Mark would have insisted he halt the conversation right there, withdraw the offer and tell her to go and pack. But there was something about her defiant attitude that he couldn’t help responding to. In spite of himself, it stirred him. In more ways than one. To put his business interests first he had to curb his socialising. Yet solitude did not come easily to him, and having her here would offer some diversion. The question was whether that was a good thing or not.

He put his coffee cup down and met her gaze.

‘What kind of deal?’

She shrugged.

‘I admit you might have a point about my press contacts. I don’t know anyone in the national press. But I could still make trouble. It wouldn’t take much for me to ring up the entertainment correspondent of one of the daily tabloids and give the inside story of my few days in your company following your scandal.’
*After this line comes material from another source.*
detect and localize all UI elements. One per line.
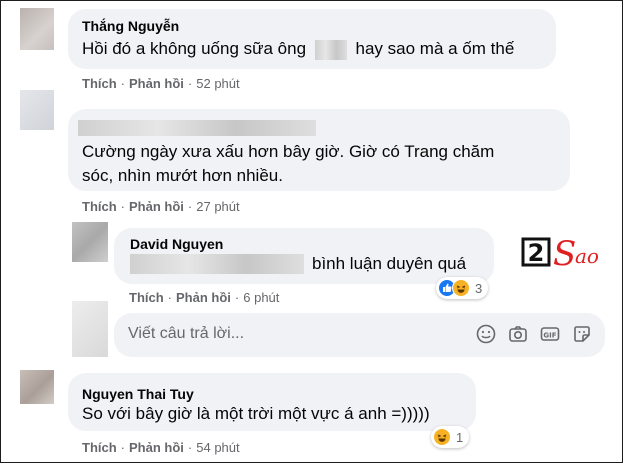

A counter-threat. He wouldn’t have expected anything less.

‘So you understand where I’m coming from?’ he said.

She nodded. ‘And I’m prepared to sign your agreement if you change the conditions. Your offer is to let me stay here, but I’m going to ask for a bit more than that.’

He wasn’t sure he’d ever met anyone who pushed their luck so hard.

‘Go on,’ he said slowly.

‘What I need right now is an adviser. To help me get my article back on track. Someone who knows the world I’m writing about and can give me a few pointers.’